Macular Degeneration is the deterioration of the macula, which is the small central area of the retina of the eye that controls visual acuity, or sharpness of vision. The health of the macula determines a persona's ability to read, recognize faces, drive, watch television, use a computer, and perform any other visual tasks that requires on to see fine detail.
Macular Degeneration is the leading cause of vision loss among older North Americans, and due to the aging of the population, the number of people affected by age related Macular Degeneration is expected to increase significantly in the years ahead.

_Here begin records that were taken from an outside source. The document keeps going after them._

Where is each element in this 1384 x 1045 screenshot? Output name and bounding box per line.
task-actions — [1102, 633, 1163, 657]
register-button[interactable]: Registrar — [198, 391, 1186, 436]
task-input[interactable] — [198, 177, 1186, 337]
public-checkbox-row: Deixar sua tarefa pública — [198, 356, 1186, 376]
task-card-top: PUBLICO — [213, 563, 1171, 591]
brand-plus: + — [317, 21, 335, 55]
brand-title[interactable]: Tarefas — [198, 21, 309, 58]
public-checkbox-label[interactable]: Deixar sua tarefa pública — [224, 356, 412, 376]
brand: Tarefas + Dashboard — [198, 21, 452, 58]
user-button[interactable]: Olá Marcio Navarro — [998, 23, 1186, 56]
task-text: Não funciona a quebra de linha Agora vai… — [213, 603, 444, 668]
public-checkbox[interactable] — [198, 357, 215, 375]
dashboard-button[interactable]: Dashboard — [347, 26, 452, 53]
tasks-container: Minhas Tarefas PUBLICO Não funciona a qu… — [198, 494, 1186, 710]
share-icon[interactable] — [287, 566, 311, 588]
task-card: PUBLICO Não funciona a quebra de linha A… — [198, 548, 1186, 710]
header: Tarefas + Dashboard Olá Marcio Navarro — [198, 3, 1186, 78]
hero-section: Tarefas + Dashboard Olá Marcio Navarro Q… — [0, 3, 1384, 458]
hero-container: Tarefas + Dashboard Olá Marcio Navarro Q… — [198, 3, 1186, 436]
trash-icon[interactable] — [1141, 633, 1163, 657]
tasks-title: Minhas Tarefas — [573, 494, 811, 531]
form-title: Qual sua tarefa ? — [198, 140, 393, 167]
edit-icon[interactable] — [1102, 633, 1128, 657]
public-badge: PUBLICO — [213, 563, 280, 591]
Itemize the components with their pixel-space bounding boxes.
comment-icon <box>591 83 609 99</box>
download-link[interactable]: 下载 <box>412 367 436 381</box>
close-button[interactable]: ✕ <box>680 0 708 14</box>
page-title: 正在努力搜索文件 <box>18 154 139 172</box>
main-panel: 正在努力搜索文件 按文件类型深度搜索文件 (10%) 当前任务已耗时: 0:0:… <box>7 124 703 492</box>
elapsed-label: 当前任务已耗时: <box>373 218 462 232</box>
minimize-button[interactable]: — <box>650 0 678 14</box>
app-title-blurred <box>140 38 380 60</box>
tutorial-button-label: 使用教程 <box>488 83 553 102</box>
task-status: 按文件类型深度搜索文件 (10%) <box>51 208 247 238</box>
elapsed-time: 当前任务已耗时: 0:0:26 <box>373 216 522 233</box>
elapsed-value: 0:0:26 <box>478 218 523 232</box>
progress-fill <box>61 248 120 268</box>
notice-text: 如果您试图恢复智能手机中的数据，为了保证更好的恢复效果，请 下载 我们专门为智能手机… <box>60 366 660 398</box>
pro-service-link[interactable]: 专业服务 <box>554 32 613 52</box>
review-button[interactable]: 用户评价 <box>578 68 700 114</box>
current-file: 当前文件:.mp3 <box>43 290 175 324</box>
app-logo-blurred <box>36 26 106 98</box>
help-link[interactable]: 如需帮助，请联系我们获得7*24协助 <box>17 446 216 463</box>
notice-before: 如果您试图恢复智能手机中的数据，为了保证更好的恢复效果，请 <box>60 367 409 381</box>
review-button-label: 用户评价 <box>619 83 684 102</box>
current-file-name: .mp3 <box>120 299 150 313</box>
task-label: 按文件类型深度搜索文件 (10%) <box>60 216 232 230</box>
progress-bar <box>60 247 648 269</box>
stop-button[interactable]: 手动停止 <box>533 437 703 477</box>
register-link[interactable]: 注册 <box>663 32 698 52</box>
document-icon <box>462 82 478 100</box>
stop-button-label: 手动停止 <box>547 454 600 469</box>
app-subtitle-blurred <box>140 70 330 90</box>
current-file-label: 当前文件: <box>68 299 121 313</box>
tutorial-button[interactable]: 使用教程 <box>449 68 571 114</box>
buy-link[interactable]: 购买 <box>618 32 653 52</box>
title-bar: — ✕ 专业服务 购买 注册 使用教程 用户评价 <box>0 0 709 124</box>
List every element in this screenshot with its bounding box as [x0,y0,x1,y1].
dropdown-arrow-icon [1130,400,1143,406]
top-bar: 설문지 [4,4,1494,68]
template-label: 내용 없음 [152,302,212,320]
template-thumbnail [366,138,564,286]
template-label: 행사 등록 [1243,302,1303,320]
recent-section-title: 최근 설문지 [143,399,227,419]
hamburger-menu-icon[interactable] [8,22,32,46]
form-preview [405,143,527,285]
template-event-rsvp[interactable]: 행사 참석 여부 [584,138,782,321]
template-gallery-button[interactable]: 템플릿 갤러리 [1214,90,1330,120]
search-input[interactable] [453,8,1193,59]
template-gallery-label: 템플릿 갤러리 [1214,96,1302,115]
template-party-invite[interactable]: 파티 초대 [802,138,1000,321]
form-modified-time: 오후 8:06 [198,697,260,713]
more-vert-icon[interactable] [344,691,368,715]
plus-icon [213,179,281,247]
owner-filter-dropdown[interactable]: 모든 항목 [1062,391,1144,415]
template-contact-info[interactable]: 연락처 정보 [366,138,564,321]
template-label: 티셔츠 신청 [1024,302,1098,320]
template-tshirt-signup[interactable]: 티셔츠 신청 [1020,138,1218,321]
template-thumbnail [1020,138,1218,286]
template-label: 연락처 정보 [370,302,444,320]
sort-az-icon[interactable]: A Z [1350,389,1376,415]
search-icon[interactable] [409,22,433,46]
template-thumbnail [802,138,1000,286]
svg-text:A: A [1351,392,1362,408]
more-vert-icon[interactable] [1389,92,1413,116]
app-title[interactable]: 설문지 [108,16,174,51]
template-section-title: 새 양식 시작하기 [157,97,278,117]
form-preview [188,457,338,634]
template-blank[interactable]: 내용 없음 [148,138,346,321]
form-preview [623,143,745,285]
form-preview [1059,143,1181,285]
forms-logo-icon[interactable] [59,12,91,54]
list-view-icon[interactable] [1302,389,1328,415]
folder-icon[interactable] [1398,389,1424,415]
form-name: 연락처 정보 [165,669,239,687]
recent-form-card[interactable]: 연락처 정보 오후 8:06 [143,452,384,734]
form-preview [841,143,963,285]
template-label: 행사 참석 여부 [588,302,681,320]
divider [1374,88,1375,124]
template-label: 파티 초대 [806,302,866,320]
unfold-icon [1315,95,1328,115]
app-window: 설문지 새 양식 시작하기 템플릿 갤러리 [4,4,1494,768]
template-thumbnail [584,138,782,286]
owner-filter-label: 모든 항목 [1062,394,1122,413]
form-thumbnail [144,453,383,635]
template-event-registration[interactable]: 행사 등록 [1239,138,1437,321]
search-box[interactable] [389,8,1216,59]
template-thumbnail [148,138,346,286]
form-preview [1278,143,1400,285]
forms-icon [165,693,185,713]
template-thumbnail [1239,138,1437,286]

Macular degeneration is diagnosed as either dry (non-neovascular) or wet (neovascular). Neovascular refers to growth of new blood vessels in an area, such as the macula, where they are not supposed to be present. The dry form is more common than the wet form, with about 85 to 90 percent of Macular Degeneration patients diagnosed with dry form. The wet form of the disease typically leads to more serious vision loss.
Dry Macular Degeneration is an early stage of the disease and may result from the aging and thinning of macular tissues, depositing of pigment in the macula or a combination of the two processes. With wet macular degeneration, new blood vessels grow beneath the retina and leak blood and fluid. This leakage causes permanent damage to light-sensitive retinal cells, which die off and create blind spots in central vision. This abnormal blood vessel growth, is the body's misguided way of attempting to create a new network of blood vessels to supply more nutrients and oxygen to the eye\'s retina. Instead, the process creates scarring, leading to sometimes severe central vision loss.